Jumat 08 Feb 2019 01:00 WIB

Undang-Undang AS Soal Larang Boikot Israel Tuai Kritikan

Undang-undang tersebut dinilai bertentangan dengan kebebasan berbicara warga sipil.

Rep: Kamran Dikarma/ Red: Dwi Murdaningsih
Boikot produk Israel (ilustrasi).
Foto: muslimvillage.com
Boikot produk Israel (ilustrasi).

REPUBLIKA.CO.ID, WASHINGTON -- Senat Amerika Serikat (AS) telah mengesahkan undang-undang (UU) yang mendefinisikan kebijakan keamanan AS di Timur Tengah. Dalam UU tersebut, negara-negara bagian AS didorong untuk tidak menandatangani kontrak atau perjanjian dengan pihak-pihak yang mendukung gerakan boikot, divestasi, dan sanksi (BDS) terhadap Israel.

UU ini menuai banyak kritik.
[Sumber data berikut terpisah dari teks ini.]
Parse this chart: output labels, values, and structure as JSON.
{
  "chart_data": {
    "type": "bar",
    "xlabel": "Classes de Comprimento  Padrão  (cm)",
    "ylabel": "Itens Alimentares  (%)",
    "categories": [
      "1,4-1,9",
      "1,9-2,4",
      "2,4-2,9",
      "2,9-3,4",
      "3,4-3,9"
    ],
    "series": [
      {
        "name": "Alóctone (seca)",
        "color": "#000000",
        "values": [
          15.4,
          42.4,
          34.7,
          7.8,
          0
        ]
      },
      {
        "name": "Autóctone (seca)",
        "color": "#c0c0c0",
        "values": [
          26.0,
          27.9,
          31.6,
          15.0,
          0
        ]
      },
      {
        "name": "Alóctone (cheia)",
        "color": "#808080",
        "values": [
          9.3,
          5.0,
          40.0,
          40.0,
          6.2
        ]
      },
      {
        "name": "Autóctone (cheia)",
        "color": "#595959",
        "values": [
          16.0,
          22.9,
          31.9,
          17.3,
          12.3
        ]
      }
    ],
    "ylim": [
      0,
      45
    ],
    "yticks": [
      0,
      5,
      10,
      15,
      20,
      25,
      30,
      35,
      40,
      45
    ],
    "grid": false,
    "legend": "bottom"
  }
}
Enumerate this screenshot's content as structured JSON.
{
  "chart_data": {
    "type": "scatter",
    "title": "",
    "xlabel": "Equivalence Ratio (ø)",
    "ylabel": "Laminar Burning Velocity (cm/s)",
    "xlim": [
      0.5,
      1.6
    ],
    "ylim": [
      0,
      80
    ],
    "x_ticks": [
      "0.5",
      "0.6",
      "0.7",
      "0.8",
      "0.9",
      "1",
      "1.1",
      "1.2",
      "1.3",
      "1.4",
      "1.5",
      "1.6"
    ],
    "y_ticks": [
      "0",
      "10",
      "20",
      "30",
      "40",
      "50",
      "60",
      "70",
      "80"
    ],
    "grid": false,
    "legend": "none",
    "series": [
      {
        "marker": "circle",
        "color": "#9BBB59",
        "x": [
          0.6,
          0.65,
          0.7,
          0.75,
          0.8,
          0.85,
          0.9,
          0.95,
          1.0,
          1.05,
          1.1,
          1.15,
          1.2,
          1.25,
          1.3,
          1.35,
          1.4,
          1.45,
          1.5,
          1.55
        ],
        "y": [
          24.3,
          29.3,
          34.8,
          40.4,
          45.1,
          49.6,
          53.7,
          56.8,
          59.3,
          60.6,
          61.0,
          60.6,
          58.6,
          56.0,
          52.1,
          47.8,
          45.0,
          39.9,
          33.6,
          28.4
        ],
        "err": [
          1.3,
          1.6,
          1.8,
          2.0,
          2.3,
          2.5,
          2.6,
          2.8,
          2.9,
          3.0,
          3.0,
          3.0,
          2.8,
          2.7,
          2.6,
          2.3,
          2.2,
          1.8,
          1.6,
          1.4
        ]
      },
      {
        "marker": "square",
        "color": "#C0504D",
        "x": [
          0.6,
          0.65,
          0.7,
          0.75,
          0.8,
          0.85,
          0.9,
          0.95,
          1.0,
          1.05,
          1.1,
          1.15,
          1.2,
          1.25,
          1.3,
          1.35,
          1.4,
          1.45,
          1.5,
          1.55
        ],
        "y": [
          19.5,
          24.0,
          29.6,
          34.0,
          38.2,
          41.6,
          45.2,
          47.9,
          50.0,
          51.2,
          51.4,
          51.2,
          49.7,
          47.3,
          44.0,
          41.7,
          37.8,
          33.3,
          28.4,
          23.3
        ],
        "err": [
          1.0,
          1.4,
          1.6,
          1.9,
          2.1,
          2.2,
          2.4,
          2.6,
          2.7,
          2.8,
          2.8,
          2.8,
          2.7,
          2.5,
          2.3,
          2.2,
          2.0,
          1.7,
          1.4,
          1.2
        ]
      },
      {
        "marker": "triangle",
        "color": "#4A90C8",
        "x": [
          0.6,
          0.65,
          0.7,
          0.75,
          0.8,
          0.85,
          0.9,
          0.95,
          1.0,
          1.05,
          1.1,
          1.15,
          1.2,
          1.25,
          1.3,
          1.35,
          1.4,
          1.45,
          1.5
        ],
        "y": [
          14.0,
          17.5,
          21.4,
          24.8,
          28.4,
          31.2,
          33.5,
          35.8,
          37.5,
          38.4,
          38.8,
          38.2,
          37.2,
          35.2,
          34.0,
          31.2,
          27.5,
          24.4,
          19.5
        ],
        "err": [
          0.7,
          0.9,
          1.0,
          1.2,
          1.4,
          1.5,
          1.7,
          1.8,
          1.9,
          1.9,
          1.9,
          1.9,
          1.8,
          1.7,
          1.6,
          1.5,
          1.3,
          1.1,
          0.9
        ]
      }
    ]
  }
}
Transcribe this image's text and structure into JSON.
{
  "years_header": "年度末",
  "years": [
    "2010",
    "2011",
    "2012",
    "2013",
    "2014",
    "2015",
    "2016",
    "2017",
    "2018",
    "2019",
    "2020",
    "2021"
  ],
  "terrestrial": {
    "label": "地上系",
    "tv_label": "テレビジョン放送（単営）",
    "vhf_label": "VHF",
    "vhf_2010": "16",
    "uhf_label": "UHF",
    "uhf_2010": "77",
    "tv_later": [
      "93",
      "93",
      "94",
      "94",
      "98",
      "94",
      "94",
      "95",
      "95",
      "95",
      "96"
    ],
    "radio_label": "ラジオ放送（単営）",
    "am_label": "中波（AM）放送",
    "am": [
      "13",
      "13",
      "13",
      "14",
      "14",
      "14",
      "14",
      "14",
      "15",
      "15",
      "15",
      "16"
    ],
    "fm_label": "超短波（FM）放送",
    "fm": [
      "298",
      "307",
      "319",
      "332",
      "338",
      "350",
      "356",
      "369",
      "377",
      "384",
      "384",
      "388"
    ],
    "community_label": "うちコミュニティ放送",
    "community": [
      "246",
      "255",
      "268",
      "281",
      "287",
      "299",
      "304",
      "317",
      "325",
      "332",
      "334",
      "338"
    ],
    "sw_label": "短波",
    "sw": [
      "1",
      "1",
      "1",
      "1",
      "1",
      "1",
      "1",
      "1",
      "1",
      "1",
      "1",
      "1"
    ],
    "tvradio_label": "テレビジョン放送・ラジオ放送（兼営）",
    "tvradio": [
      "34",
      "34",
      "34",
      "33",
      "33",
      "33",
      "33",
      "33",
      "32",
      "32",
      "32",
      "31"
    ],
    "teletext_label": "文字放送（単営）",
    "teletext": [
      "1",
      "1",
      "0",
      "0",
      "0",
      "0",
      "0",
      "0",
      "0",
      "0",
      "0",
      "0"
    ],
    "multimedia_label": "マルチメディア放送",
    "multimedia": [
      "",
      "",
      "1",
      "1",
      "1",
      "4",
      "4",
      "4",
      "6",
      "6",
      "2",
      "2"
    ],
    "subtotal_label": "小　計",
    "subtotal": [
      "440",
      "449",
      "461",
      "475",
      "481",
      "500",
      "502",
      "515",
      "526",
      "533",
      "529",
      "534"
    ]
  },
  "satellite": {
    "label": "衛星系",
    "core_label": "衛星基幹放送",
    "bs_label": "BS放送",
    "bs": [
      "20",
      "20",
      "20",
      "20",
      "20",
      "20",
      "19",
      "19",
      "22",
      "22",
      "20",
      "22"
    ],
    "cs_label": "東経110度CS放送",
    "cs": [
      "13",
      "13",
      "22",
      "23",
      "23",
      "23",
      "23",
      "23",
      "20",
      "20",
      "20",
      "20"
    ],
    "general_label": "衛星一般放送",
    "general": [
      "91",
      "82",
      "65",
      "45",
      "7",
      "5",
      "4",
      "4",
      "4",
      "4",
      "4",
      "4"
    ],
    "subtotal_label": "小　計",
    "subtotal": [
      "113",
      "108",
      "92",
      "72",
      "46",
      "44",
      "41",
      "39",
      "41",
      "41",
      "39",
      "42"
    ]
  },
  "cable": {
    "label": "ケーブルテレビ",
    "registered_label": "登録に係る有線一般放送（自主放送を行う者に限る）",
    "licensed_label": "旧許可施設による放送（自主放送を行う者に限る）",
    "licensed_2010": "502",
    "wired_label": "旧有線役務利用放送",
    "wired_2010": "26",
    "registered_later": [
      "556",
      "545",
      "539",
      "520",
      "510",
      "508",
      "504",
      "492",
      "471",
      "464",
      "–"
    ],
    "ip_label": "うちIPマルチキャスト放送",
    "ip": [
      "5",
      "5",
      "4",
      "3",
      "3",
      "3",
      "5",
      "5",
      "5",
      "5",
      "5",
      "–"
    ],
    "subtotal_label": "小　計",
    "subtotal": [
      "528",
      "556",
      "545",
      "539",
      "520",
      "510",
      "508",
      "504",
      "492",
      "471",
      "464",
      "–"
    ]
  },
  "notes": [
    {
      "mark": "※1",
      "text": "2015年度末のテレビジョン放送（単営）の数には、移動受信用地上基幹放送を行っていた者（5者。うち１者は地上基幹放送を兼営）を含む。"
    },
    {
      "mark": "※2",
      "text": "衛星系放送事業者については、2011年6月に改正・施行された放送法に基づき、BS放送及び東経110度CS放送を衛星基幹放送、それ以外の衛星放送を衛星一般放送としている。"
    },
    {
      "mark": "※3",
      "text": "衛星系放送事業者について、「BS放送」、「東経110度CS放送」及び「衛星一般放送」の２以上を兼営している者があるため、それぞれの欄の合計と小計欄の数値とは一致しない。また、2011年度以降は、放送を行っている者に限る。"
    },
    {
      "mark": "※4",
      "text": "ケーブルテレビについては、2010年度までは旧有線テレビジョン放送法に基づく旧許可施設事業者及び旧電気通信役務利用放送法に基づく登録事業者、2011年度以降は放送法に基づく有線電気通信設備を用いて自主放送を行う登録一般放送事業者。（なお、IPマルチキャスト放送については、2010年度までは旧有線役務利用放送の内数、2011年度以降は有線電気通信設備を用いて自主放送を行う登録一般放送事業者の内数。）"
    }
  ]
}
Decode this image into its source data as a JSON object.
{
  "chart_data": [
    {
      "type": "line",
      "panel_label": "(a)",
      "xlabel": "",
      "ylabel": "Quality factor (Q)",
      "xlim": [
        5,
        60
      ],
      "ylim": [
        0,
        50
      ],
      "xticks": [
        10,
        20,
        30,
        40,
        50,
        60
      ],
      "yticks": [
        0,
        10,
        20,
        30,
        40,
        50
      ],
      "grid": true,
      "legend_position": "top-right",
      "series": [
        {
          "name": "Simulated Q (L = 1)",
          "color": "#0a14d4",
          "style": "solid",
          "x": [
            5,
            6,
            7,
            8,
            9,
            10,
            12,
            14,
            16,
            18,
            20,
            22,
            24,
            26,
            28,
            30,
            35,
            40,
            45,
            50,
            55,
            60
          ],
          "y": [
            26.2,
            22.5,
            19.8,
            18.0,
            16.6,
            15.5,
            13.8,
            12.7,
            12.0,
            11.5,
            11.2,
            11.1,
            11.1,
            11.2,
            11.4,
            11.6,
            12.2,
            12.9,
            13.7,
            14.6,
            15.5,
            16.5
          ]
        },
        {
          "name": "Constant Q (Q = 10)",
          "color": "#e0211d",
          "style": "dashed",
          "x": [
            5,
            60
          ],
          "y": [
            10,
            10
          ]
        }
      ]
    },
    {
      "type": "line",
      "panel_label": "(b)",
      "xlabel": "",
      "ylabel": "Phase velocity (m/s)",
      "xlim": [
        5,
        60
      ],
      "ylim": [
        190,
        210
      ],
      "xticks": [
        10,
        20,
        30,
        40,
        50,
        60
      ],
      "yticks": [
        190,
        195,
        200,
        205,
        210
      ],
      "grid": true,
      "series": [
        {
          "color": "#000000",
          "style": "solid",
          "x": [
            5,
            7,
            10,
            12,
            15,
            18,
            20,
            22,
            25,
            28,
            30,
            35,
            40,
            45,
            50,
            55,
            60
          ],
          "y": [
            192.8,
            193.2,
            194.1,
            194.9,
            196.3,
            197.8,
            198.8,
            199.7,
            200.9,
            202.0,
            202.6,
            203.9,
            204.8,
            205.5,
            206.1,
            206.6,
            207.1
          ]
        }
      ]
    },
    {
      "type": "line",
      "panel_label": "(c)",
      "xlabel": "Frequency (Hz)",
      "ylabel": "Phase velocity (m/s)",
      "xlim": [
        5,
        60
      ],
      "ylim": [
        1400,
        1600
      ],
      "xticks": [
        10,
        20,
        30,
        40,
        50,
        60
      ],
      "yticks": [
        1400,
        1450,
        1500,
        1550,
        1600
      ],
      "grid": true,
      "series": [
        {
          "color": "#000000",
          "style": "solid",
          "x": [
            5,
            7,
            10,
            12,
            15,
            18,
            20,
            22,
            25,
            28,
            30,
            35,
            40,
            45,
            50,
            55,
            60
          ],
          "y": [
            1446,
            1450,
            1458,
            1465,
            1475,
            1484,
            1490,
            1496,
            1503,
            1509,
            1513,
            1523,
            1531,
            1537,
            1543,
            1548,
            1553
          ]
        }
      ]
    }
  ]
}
Senator Rand Paul menentang dan mengkritik UU yang melarang gerakan BDS. Dia menilai, UU tersebut adalah kebalikan dari hak-hak kebebasan berbicara warga Amerika di bawah Amandemen Pertama Konstitusi.

"Negara kita didirikan berdasarkan konsep dan di tengah-tengah boikot besar. Pada saat itu, kita memboikot barang-barang Inggris dan paling khusus, teh Inggris," kata Paul menyinggung tentang sejarah berdirinya AS.

Menurutnya aksi boikot melekat pada identitas dan sejarah Amerika. "Tampaknya tidak ada yang lebih Amerika daripada memprotes, berselisih, dan memboikot," ujarnya.

"Yang menyedihkan hari ini adalah bahwa kita akan memperdebatkan apakah akan membatasi hak Amandemen Pertama untuk memboikot atau tidak, dan kita akan melakukannya karena sebagian besar badan ini tidak setuju dengan konsep tentang apa yang diboikot orang-orang," kata Paul.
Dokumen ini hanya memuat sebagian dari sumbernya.